Op-Ed: 'USMCA 2.0' could serve as a guide for future trade negotiations
On Dec. 19, 2019, House Speaker Nancy Pelosi (D-Calif.) performed what was perhaps the most breathtaking political feat of her career when she guided passage of the United States Mexico Canada Agreement (the USMCA) by an overwhelming margin of 385-41. For 30 years, Washington hadn’t seen endorsements for a Free Trade Agreement by Democratic congressional leadership, or from major labor organizations like the AFL-CIO, the United Steelworkers Union, the United Auto Workers, and industrial sector unions that bitterly opposed the original NAFTA and its progeny: CAFTA, Korea, Peru, Panama, the Trans-Pacific Partnership (TPP) – the list goes on, and on. The renegotiation of NAFTA has been a toxic political fault line in Washington – particularly in the Democratic Party – since its passage back in 1993. The recent startling show of bipartisanship led by Speaker Pelosi to pass the USMCA merited a reprise of “The World Turned Upside Down,” which was played by the British Army band during the surrender ceremony after the Battle of Yorktown.
Breaking down the forensics of this astounding outcome, one thing is clear: the vote was not a rubber stamp of the deal that President Trump presented to Congress in 2017. All of the trade unions made it crystal clear from the start that the first iteration of the USMCA was a complete nonstarter. The bill that passed on Dec. 19 drastically modified President Trump’s original 2017 “USMCA 1.0” in several key areas, for example:
- Currency Manipulation – the new USMCA cracks down on currency manipulation, requiring all three countries to adhere to “market determined exchange rates”, with mandatory monthly reviews to ensure there is no government intervention in currency markets.
- Labor Enforcement – the renegotiated USMCA puts teeth into USMCA 1.0 standards for higher wages, meaningful collective bargaining, and Country of Origin manufacturing content by establishing for the first time a “Rapid Response Dispute Resolution” process monitored in-country by the U.S. Department of Labor “labor attaches” from our embassy to investigate labor violations, including violence against workers. Regular reports to Congress are mandated.

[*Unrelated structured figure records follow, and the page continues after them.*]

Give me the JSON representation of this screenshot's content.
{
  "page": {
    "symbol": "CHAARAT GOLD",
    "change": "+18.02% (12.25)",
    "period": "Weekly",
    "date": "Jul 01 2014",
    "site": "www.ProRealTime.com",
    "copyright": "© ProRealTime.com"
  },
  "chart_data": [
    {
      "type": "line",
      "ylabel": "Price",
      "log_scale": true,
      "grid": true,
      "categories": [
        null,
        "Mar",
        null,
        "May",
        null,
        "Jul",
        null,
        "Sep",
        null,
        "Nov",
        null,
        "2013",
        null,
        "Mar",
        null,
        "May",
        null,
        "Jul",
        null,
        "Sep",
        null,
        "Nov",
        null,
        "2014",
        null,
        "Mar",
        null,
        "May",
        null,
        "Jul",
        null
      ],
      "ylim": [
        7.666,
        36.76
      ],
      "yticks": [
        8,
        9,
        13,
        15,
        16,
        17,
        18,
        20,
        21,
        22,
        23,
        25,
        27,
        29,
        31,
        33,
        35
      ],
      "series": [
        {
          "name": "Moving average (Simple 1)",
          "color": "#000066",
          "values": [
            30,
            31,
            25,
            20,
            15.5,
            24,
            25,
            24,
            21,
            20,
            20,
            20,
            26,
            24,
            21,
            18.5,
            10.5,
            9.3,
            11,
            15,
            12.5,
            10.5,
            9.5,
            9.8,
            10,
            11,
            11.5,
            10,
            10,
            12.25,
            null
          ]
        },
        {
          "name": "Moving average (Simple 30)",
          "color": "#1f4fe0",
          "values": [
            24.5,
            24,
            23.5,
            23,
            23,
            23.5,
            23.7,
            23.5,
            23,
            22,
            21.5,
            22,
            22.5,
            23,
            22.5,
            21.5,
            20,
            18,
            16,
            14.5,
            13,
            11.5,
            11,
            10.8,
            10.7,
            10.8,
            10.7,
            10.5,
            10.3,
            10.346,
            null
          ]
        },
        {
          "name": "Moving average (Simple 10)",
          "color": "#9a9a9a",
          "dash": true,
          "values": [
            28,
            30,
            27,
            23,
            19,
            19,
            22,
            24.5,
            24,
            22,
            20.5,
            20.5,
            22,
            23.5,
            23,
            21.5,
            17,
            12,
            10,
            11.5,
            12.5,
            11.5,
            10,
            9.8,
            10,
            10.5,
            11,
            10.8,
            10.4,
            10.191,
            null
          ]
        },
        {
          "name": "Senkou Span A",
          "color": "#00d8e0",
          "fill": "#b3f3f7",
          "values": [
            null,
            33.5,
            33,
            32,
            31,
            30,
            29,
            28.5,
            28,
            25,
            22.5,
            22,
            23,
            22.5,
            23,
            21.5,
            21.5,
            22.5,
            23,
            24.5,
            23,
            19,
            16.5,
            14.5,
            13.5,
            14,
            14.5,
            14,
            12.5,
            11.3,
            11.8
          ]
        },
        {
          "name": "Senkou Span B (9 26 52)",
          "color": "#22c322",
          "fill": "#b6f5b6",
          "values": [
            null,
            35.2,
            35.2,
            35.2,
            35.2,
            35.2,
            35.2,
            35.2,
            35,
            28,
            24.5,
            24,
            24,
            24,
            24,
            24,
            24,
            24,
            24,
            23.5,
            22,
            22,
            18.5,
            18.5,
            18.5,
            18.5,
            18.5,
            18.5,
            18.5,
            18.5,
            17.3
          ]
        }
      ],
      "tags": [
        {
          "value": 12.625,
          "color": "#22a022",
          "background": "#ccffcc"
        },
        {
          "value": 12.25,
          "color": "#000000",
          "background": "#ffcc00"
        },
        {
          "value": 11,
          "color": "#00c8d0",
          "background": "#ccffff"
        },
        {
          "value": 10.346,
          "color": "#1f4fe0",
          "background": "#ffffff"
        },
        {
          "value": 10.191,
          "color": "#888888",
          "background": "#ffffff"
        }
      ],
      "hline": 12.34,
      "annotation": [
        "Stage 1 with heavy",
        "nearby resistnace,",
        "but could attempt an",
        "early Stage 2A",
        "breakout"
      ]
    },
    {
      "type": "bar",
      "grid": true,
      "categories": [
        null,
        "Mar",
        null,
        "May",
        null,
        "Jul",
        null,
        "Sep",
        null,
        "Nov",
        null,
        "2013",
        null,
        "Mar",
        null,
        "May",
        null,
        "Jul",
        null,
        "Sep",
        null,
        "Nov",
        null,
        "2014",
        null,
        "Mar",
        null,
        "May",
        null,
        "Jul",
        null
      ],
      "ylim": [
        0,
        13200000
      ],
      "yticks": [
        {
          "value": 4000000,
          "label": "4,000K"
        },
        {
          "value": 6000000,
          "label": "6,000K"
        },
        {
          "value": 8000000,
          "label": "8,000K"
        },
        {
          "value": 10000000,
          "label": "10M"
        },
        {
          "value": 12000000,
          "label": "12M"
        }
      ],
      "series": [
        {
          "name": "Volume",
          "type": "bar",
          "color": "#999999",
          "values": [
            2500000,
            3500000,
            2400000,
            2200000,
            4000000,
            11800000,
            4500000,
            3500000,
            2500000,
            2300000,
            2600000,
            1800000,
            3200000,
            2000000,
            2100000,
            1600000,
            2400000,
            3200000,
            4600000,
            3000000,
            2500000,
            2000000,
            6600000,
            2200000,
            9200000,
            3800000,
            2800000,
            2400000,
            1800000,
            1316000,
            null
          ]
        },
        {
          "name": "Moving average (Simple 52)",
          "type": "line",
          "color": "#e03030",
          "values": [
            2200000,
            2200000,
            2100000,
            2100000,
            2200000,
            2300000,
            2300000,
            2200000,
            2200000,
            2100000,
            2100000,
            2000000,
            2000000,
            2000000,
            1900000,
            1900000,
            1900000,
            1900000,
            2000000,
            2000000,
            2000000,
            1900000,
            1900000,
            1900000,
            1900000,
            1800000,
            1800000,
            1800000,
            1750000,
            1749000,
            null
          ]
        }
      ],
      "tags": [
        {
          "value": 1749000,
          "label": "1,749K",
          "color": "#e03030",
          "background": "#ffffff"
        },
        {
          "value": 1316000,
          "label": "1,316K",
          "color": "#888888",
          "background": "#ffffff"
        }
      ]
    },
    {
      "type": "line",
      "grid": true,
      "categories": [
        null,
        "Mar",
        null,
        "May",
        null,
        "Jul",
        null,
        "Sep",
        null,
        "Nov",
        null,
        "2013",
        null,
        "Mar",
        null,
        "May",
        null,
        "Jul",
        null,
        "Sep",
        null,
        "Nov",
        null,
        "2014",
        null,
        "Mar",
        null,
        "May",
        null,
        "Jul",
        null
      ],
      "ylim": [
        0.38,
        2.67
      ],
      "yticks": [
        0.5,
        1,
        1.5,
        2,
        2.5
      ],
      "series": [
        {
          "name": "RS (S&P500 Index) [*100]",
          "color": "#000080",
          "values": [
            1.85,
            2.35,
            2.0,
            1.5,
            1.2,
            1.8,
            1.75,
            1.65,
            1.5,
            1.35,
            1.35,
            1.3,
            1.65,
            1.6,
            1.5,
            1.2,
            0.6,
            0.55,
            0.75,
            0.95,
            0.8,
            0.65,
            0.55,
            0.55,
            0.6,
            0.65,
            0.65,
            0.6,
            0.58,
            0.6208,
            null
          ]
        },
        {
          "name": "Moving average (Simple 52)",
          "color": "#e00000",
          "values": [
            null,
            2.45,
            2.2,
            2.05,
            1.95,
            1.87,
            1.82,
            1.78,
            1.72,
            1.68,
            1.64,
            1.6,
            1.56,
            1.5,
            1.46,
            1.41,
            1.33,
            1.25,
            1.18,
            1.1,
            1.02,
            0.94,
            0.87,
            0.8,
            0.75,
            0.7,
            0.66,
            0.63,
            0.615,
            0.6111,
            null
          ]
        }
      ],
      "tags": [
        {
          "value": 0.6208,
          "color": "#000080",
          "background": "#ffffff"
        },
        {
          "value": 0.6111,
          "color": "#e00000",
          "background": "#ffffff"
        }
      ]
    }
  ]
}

- Environmental Enforcement – the new USMCA shifts the burden of proof so that environmental standards violations are on par with other trade issues. It also keeps the door open to the Paris climate accords being inserted into USMCA along with seven other multi-lateral agreements that are in the base text. Keeping Paris as an option in the future was an important concession by the Trump administration given its primordial denial of the existence of climate change. Making Paris an amendable item in the new 16-year agreement defied all expectations.
- Investor Dispute Resolution – the improved USMCA scales back the Chapter 11 special dispute resolution process by multi-national corporations to contest government decisions (e.g. legislation and regulations). Under Speaker Pelosi’s rewrite, the vast majority of corporations will have to follow the same rules of pursuing trade disputes as other non-corporate aggrieved parties. Once again, the Trump administration’s devotion to fossil fuels grandfathered oil company investors in the old system, but future administrations less wedded to the Koch Brothers agenda will still have standing to intervene in opposition to fossil fuel special pleading.
- Pharmaceutical Research – the renegotiated USMCA completely stripped the 10 years of patent protection for biologic drugs, which was part of the old “USMCA 1.0.”
Each of these five revisions of “USMCA 1.0” address decades-long frustrations with the old NAFTA model, which made the subject of trade deals such nasty politics in Washington. The deindustrialization of the U.S. manufacturing sector since the 1990s was undeniably accelerated by NAFTA’S sanctioning of low wage economies, and by blatant manipulation of currency by countries all over the world that rendered U.S. firms helpless in global competition. As someone who led a half-dozen trade missions with Connecticut firms in Europe, the Middle East, and the Pacific, I heard those real-life stories of currency cheating over, and over again.